目は瞑り外界は見えないマスクの表情は静謐であり思考しているようにも見える。
《ように見える》という心理。
すべては心理が作り上げた『天才の顔』である。
周囲は漆黒の闇、板状の長いものは時間を刻むものだろうか、彼(天才の顔)の前にも時間があったということである。時間は漂流する不穏(定め無き混沌)の上に敷かれている、明らかに観念を示すものではないだろうか。
この混沌(乱れた世界)に身を呈し献身した偶像かもしれない。
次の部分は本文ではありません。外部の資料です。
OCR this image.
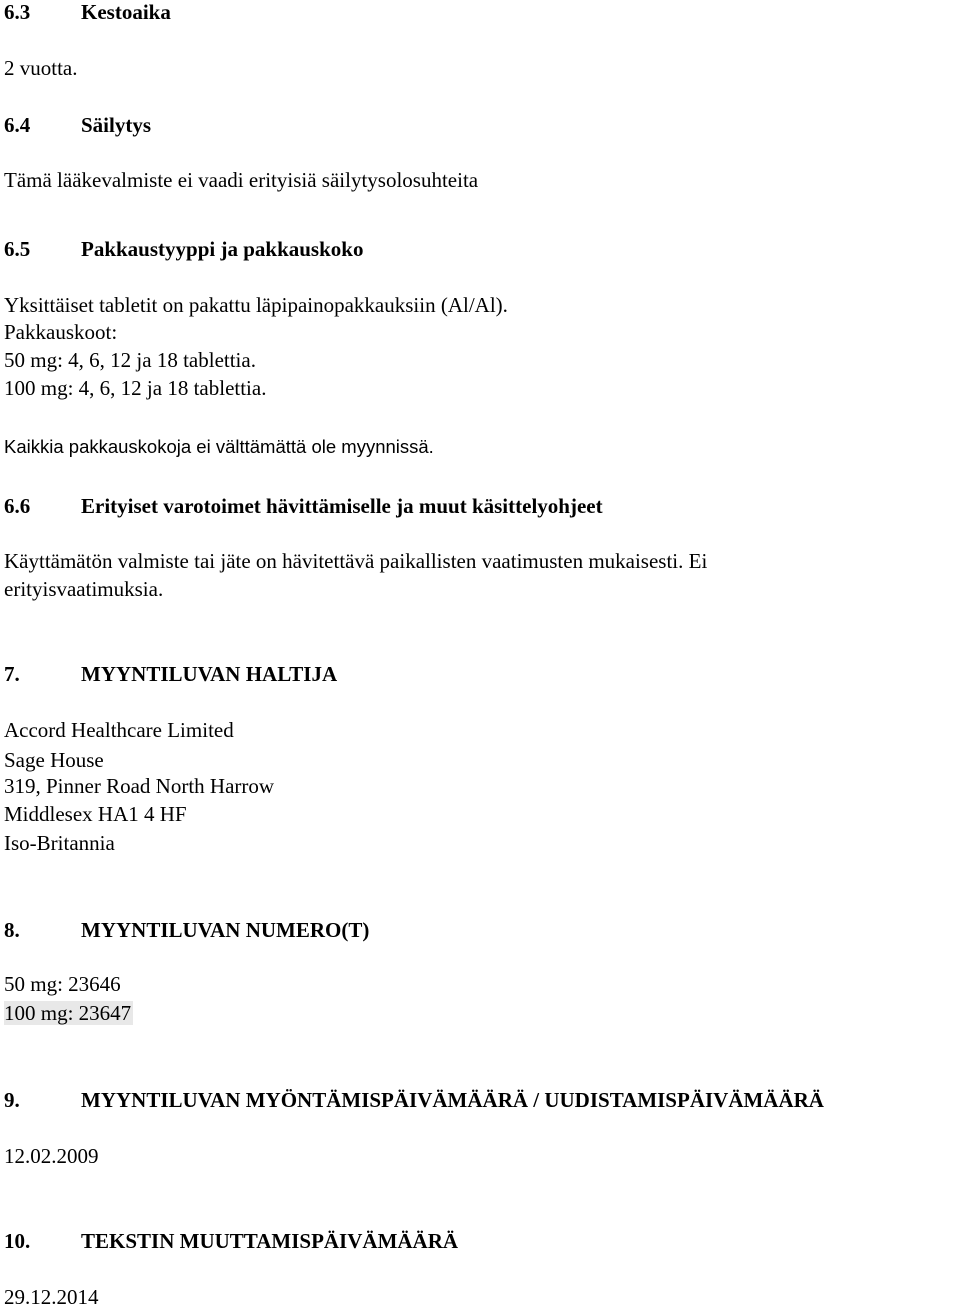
6.3 Kestoaika
2 vuotta.
6.4 Säilytys
Tämä lääkevalmiste ei vaadi erityisiä säilytysolosuhteita
6.5 Pakkaustyyppi ja pakkauskoko
Yksittäiset tabletit on pakattu läpipainopakkauksiin (Al/Al).
Pakkauskoot:
50 mg: 4, 6, 12 ja 18 tablettia.
100 mg: 4, 6, 12 ja 18 tablettia.
Kaikkia pakkauskokoja ei välttämättä ole myynnissä.
6.6 Erityiset varotoimet hävittämiselle ja muut käsittelyohjeet
Käyttämätön valmiste tai jäte on hävitettävä paikallisten vaatimusten mukaisesti. Ei
erityisvaatimuksia.
7.	MYYNTILUVAN HALTIJA
Accord Healthcare Limited
Sage House
319, Pinner Road North Harrow
Middlesex HA1 4 HF
Iso-Britannia
8.	MYYNTILUVAN NUMERO(T)
50 mg: 23646
100 mg: 23647
9.	MYYNTILUVAN MYÖNTÄMISPÄIVÄMÄÄRÄ / UUDISTAMISPÄIVÄMÄÄRÄ
12.02.2009
10. TEKSTIN MUUTTAMISPÄIVÄMÄÄRÄ
29.12.2014
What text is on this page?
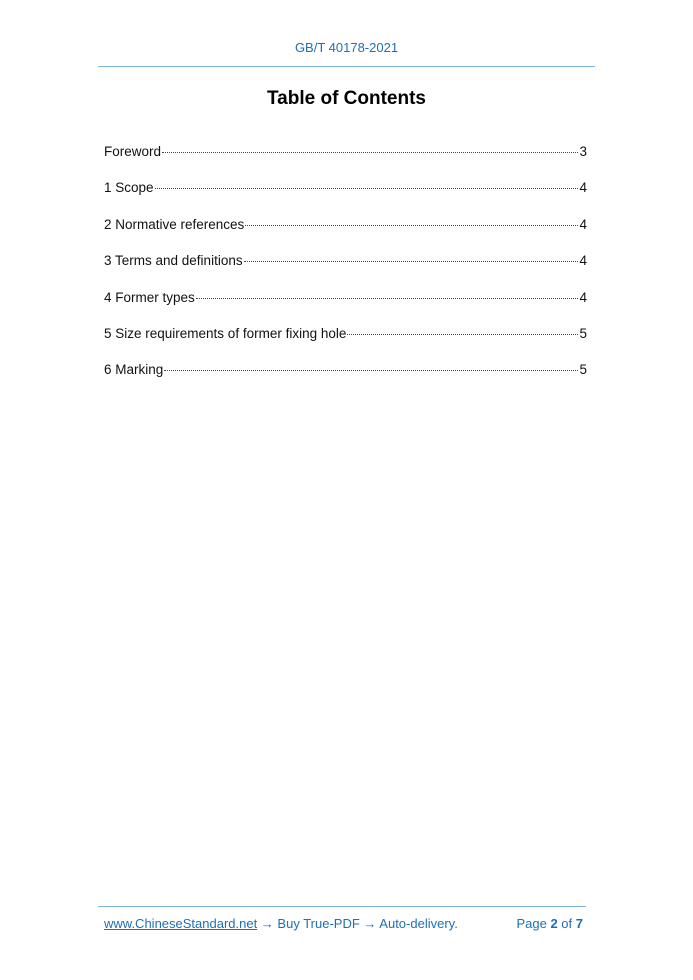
GB/T 40178-2021
Table of Contents
Foreword	3
1 Scope	4
2 Normative references	4
3 Terms and definitions	4
4 Former types	4
5 Size requirements of former fixing hole	5
6 Marking	5
www.ChineseStandard.net → Buy True-PDF → Auto-delivery.	Page 2 of 7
名はなく、時間のなかに刻まれていく歴史の一幕・・・世界は『天才の顔』によって変革をもたらしただろうか。永久なる時間(観念)の一端(過去)に存在した大いなる『天才の顔』には否定も肯定もなく在ったという事実のみが刻まれていく。確かに『天才の顔』は存在したのだという確認であり、深い慟哭(息づかい)がある。マグリットの呟き(告白)でもある記念碑的な作品であるに違いない。